A report in The Star today has revealed that General Phiyega quit her post as a director of Lefatshe Technologies and, only a few days later, headed up a corruption probe into the same company without declaring her links to the company. This is a clear conflict of interest which once again was not revealed in the CV submitted to the Portfolio Committee on Police.
Despite President Zuma singing her praises when announcing her appointment, there have now been numerous questions raised around her employment history and previous business interests.
General Phiyega has not declared a conflict of interest on two occasions that we know of – XON and now Lefatshe. Her excuse in the XON case was that she was no longer in the position when it became a conflict of interest. This time, she’s using the excuse that she was a ‘non-executive member’ and never had any shareholding.
All of this information was conveniently left out of the CV which was submitted to the Portfolio Committee, as was the information that she left before the end of her previous two employment contracts – at both Transnet and ABSA. Inevitably, we must now question whether or not Parliament was deliberately deceived in the appointment process.
This also raises the question as to whether or not the President applied his mind in making this appointment.

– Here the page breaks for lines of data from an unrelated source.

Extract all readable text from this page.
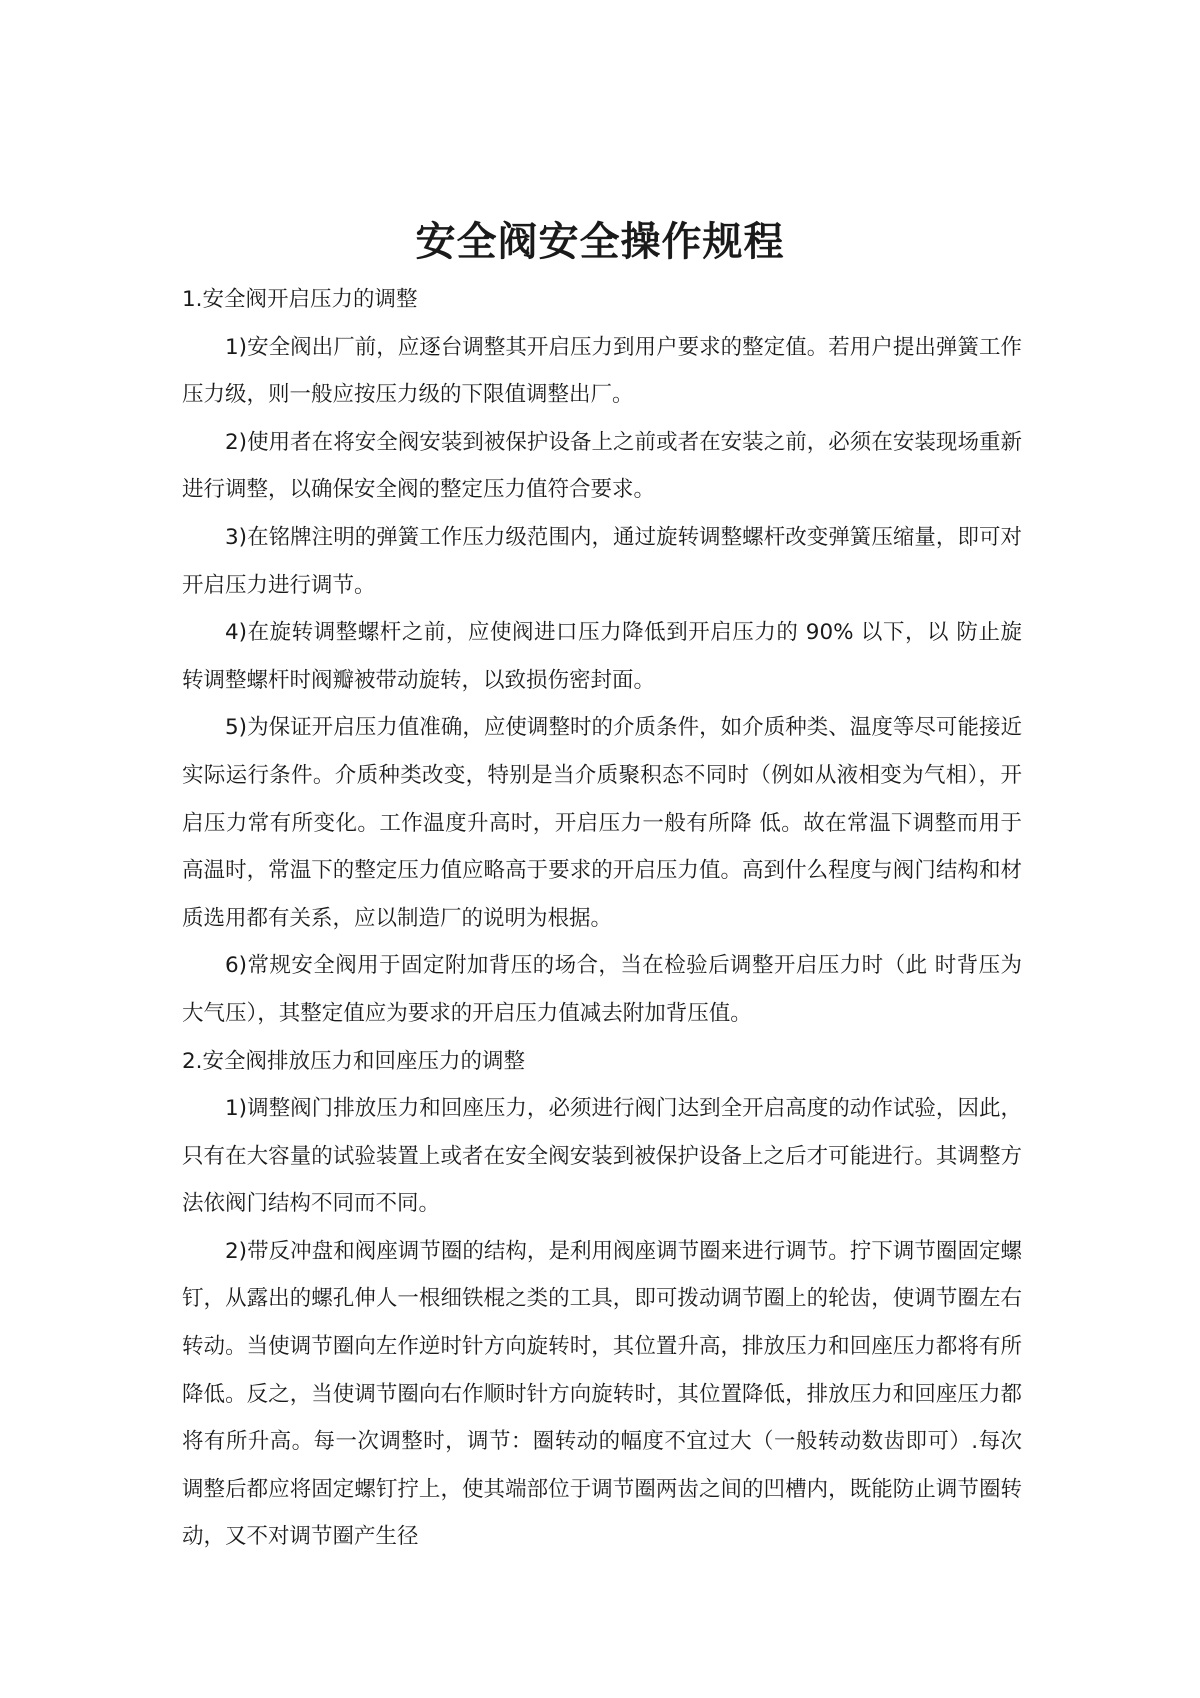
安全阀安全操作规程

1.安全阀开启压力的调整

1)安全阀出厂前，应逐台调整其开启压力到用户要求的整定值。若用户提出弹簧工作压力级，则一般应按压力级的下限值调整出厂。

2)使用者在将安全阀安装到被保护设备上之前或者在安装之前，必须在安装现场重新进行调整，以确保安全阀的整定压力值符合要求。

3)在铭牌注明的弹簧工作压力级范围内，通过旋转调整螺杆改变弹簧压缩量，即可对开启压力进行调节。

4)在旋转调整螺杆之前，应使阀进口压力降低到开启压力的 90% 以下，以 防止旋转调整螺杆时阀瓣被带动旋转，以致损伤密封面。

5)为保证开启压力值准确，应使调整时的介质条件，如介质种类、温度等尽可能接近实际运行条件。介质种类改变，特别是当介质聚积态不同时（例如从液相变为气相），开启压力常有所变化。工作温度升高时，开启压力一般有所降 低。故在常温下调整而用于高温时，常温下的整定压力值应略高于要求的开启压力值。高到什么程度与阀门结构和材质选用都有关系，应以制造厂的说明为根据。

6)常规安全阀用于固定附加背压的场合，当在检验后调整开启压力时（此 时背压为大气压），其整定值应为要求的开启压力值减去附加背压值。

2.安全阀排放压力和回座压力的调整

1)调整阀门排放压力和回座压力，必须进行阀门达到全开启高度的动作试验，因此，只有在大容量的试验装置上或者在安全阀安装到被保护设备上之后才可能进行。其调整方法依阀门结构不同而不同。

2)带反冲盘和阀座调节圈的结构，是利用阀座调节圈来进行调节。拧下调节圈固定螺钉，从露出的螺孔伸人一根细铁棍之类的工具，即可拨动调节圈上的轮齿，使调节圈左右转动。当使调节圈向左作逆时针方向旋转时，其位置升高，排放压力和回座压力都将有所降低。反之，当使调节圈向右作顺时针方向旋转时，其位置降低，排放压力和回座压力都将有所升高。每一次调整时，调节：圈转动的幅度不宜过大（一般转动数齿即可）.每次调整后都应将固定螺钉拧上，使其端部位于调节圈两齿之间的凹槽内，既能防止调节圈转动，又不对调节圈产生径
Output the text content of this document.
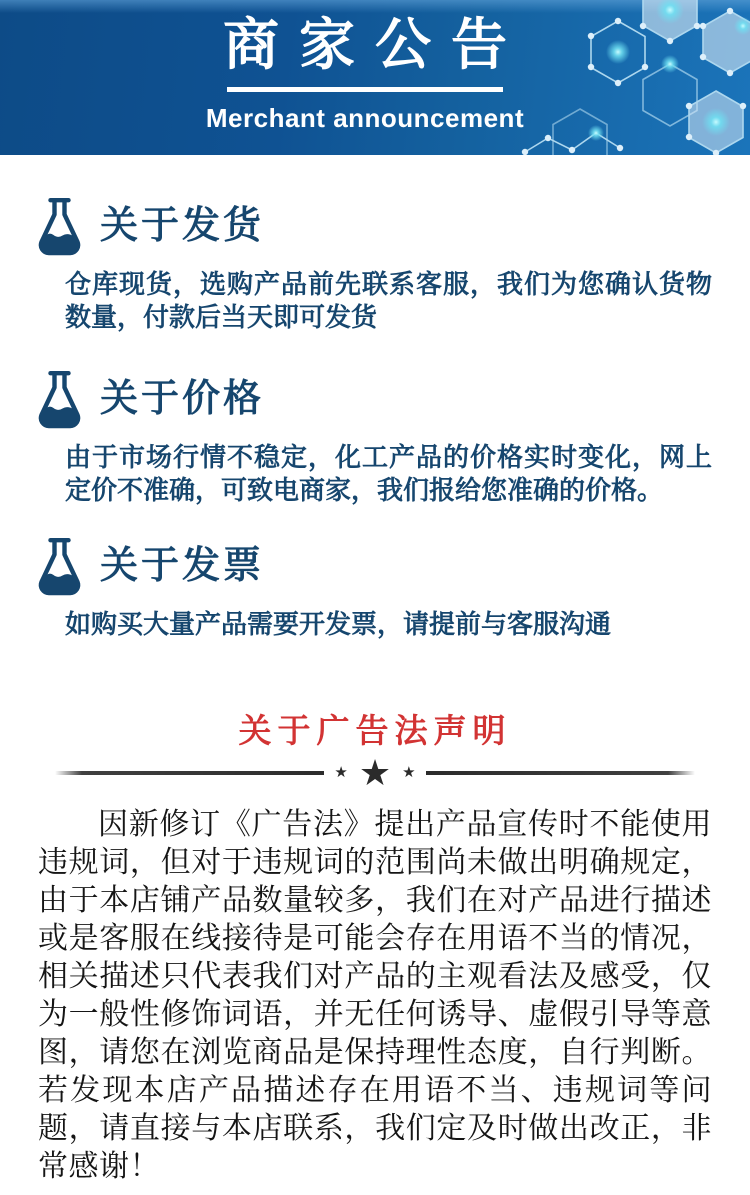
商家公告
Merchant announcement
关于发货

仓库现货，选购产品前先联系客服，我们为您确认货物数量，付款后当天即可发货

关于价格

由于市场行情不稳定，化工产品的价格实时变化，网上定价不准确，可致电商家，我们报给您准确的价格。

关于发票

如购买大量产品需要开发票，请提前与客服沟通

关于广告法声明
★ ★ ★

因新修订《广告法》提出产品宣传时不能使用违规词，但对于违规词的范围尚未做出明确规定，由于本店铺产品数量较多，我们在对产品进行描述或是客服在线接待是可能会存在用语不当的情况，相关描述只代表我们对产品的主观看法及感受，仅为一般性修饰词语，并无任何诱导、虚假引导等意图，请您在浏览商品是保持理性态度，自行判断。若发现本店产品描述存在用语不当、违规词等问题，请直接与本店联系，我们定及时做出改正，非常感谢！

The DA believes that in light of the fact that the two previous national police commissioners turned out to be disastrous appointments who tarnished the office of the national police commissioner, the President would have been most careful to scrutinise the CVs of all candidates. We are also moved to ask if in fact he considered and interviewed any other candidates at all? The President needed to appoint a new national police commissioner who could restore the public’s faith in this position. It now looks like he failed to do so. The bona fides of the new commissioner are already being called into question.
I have already written to request that General Phiyega be called before the Portfolio Committee on Police to explain how an abridged CV came to be presented to us and to explain her previous business dealings. Now President Zuma needs to explain how his office managed to miss these two conflicts of interest. Of course there is no guarantee that further revelations of conflict of interest will not be revealed.
General Phiyega has stepped into an office left bereft of any credibility by the actions of her predecessors. These revelations of her conflicts of interest do little to restore credibility to this position.